Dans ces paragraphes numérotés, j’ai introduit une deuxième numérotation, celle des défauts, conneries ou des difficultés de notre système. Le premier : la nécessité du compromis pour avoir une majorité rendu difficile par le rapport droite gauche. Le deuxième, abordé au détour d’une phrase, est la possibilité de faire des lois fourre tout et, d’une manière générale, cette habitude que l’on a, à droite comme à gauche, de légiférer pour un oui ou pour un non. Tiens ! Je vais prendre un truc que j’approuve dans la loi Macron : la libéralisation du transport par car (c’est une position qui pourrait être qualifiée de droite mais j’en ai déjà fait des billets, je ne vais pas me justifier). Je suis tombé sur le cul quand j’ai appris qu’un opérateur privé ne pouvait pas faire une ligne de transport interrégionale sans autorisation de l’Etat ! C’est délirant.

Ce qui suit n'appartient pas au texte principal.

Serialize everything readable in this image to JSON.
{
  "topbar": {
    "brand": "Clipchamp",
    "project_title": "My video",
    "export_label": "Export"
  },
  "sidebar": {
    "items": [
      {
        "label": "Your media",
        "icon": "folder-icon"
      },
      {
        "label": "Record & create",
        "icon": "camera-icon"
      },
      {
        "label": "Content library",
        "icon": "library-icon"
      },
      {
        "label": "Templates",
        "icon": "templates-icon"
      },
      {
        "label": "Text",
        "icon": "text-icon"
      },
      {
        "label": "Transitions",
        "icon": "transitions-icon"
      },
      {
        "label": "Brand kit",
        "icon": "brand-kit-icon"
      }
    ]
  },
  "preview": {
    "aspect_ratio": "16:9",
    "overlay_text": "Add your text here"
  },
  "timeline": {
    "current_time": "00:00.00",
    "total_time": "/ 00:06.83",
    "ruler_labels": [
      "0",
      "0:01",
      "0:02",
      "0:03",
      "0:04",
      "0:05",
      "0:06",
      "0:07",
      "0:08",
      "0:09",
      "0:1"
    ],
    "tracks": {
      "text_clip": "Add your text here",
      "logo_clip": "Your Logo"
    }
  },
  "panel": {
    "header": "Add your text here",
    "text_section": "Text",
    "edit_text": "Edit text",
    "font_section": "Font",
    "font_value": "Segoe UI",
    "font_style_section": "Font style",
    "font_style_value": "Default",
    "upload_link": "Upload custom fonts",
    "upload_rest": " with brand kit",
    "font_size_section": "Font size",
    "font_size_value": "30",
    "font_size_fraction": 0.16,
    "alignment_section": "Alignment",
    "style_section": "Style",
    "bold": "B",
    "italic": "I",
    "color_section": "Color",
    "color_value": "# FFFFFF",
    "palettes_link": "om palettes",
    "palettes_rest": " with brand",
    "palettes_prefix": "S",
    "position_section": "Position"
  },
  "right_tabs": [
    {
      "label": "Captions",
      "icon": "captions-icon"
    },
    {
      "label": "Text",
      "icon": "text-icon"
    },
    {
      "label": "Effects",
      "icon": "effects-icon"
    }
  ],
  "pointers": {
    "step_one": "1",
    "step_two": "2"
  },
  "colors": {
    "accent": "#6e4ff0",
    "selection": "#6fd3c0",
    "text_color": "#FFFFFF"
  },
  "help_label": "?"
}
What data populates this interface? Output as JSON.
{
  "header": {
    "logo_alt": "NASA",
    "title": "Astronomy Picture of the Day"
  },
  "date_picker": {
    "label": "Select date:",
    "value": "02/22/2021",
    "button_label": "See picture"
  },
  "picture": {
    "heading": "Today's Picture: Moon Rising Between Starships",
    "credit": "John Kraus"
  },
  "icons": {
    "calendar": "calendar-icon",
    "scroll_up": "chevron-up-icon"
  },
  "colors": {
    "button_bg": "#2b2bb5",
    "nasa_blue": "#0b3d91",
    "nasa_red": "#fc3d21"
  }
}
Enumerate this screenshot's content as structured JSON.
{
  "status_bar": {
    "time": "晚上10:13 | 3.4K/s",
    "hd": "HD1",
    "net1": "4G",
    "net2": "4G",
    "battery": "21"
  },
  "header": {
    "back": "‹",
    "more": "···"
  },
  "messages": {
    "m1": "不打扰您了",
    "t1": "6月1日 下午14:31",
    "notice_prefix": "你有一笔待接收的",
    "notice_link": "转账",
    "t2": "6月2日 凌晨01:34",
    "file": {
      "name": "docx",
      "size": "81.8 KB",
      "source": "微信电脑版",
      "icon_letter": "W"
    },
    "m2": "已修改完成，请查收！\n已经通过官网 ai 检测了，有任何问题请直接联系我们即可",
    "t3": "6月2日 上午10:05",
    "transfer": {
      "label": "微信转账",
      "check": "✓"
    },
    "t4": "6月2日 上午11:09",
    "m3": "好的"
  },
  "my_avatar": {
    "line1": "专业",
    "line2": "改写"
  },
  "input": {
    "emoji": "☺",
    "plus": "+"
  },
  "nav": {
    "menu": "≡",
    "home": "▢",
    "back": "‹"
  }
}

Et on en revient à nos aéroports : en France, vu de gauche, il faut que le service public soit assuré par l’Etat.  Il peut l’être par le privé. Et aussi par les collectivités territoriales.

Je parlais, hier soir, avec un camarade MRC (il y en a plein, à Bicêtre) qui notait tout le bien que faisait le service public, notamment à Bicêtre, au niveau de l’aide sociale, ce qui est vrai. Il m’a dit que c’était ça, pour lui, la République. J’ai dit non… Ce qui fait par la ville n’est pas du ressort de la République sauf si c’est imposé par les lois de la République.

Et c’est le troisième défaut ou connerie de notre système, c’est d’utiliser le mot République pour un oui ou pour un non. Pour résumer, le mot « république » signifie qu’on n’est pas en monarchie, ce qui ne veut pas dire qu’on est en démocratie, d’ailleurs (et ceux qui se sont appelés « républiques démocratiques » n’étaient pas franchement des démocraties). Si on y colle un R majuscule, « République » peut s’appliquer à notre pays, qui est une république. Par contre, l’adjectif « républicain » ne peut s’appliquer qu’à la forme d’organisation du pays, l’opposition à monarchie. Ainsi, ceux qui cherchent à casser le Front National en disant que ce n’est pas un parti républicain se trompent de combat. Ca aurait quel sens de dire qu’un parti d’extrême droite anglais n’est pas républicain ?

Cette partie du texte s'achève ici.